Miquon brags that the reading prompted the kindergarteners to “freely explore in the dress up area, to confidently act in theatrical roles across genders, and to respect the gender fluidity of our community members.” The school notes that these readings are used as a “provocation for deeper understandings about differences” such as those relating to “gender identity.”
Massachusetts’s Cambridge School of Weston is a member of NAIS and is partnered with PEN. It too has pushed left-wing doctrines on its students, and has even embedded leftwing doctrines into its curriculum.
The school requires students to fulfill a social justice requirement in order to graduate. In order to fulfill this requirement, a course must examine “historical and contemporary issues from the perspectives of non-western cultures and/or historically oppressed groups,” “structures of power and privilege — their history, causes, and effects,” or “models of social change, with the goal of advancing human rights and equity,” the site reads.

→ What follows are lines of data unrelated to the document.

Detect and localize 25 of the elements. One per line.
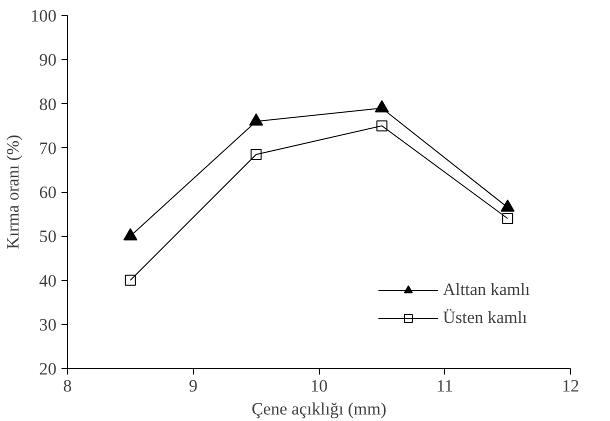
point	[249, 113, 264, 126]
y-tick-label: 30	[39, 315, 56, 334]
point	[123, 228, 138, 240]
legend-label: Üsten kamlı	[442, 308, 528, 328]
x-tick-label: 10	[310, 376, 328, 396]
x-axis-title: Çene açıklığı (mm)	[252, 400, 387, 418]
y-tick-label: 60	[39, 183, 56, 202]
y-tick-label: 50	[39, 227, 56, 246]
x-tick-label: 11	[436, 376, 454, 396]
y-tick-label: 70	[39, 138, 56, 158]
y-tick-label: 90	[39, 50, 56, 70]
y-tick-label: 100	[30, 6, 57, 26]
x-tick-label: 12	[562, 376, 580, 396]
x-tick-label: 8	[63, 376, 72, 396]
point	[502, 212, 514, 224]
point	[124, 274, 136, 286]
x-tick-label: 9	[188, 376, 198, 396]
y-tick-label: 40	[39, 271, 56, 290]
y-tick-label: 80	[39, 94, 56, 114]
y-tick-label: 20	[39, 360, 56, 378]
point	[374, 100, 389, 112]
legend-label: Alttan kamlı	[442, 280, 530, 300]
point	[250, 148, 262, 160]
y-axis-title: Kırma oranı (%)	[4, 134, 23, 250]
point	[500, 199, 515, 212]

The Cambridge School of Weston also hosts affinity groups centered around students’ racial and gender identities and has a racial equity task force.
PEN’s Leadership Overlaps With NAIS
PEN’s mission and activities are unabashedly left-wing, and have affected the larger and more powerful National Association for Independent Schools, which is responsible for the accreditation of more than 1,600 K-12 private schools throughout the country.
There is significant overlap between the member schools of PEN and the NAIS, displaying ideological agreement between the two groups. The overlap between their leadership displays more extensive collaboration and ideological agreement between the organizations.
Chris Thinnes is on the board of PEN and on the NAIS’s advisory council on diversity. According to the bio for his blog, he is also a member of the EduColor collective, which “mobilizes advocates nationwide around issues of educational equity, agency, and justice.”
The Galloway School’s Head, Dr. James Calleroz White, has been on the NAIS’s board of trustees for approximately oen year. White, along with Galloway’s chief diversity officer Karen Bradberry, are listed as faculty for the NAIS Diversity Leadership Institute Seminar.
Theressa Collins is an emeritus member of PEN and co-directs the organization’s flagship professional development activity, NiPEN. She’s also the upper school principal of the St. Paul Academy and Summit School, which sends students and staff members to multiple different woke conferences hosted by the NAIS, including the People of Color Conference, which was co-founded by a former Black Panther.
Although they exist as two separate entities and frame their objectives in different ways, the Progressive Education Network and the National Association of Independent Schools seem to share a common goal: to indoctrinate America’s schoolchildren with extreme left-wing beliefs on race and gender.
The Progressive Education Network, The Galloway School, The Miquon School, and The Cambridge School of Weston did not respond to requests for comment.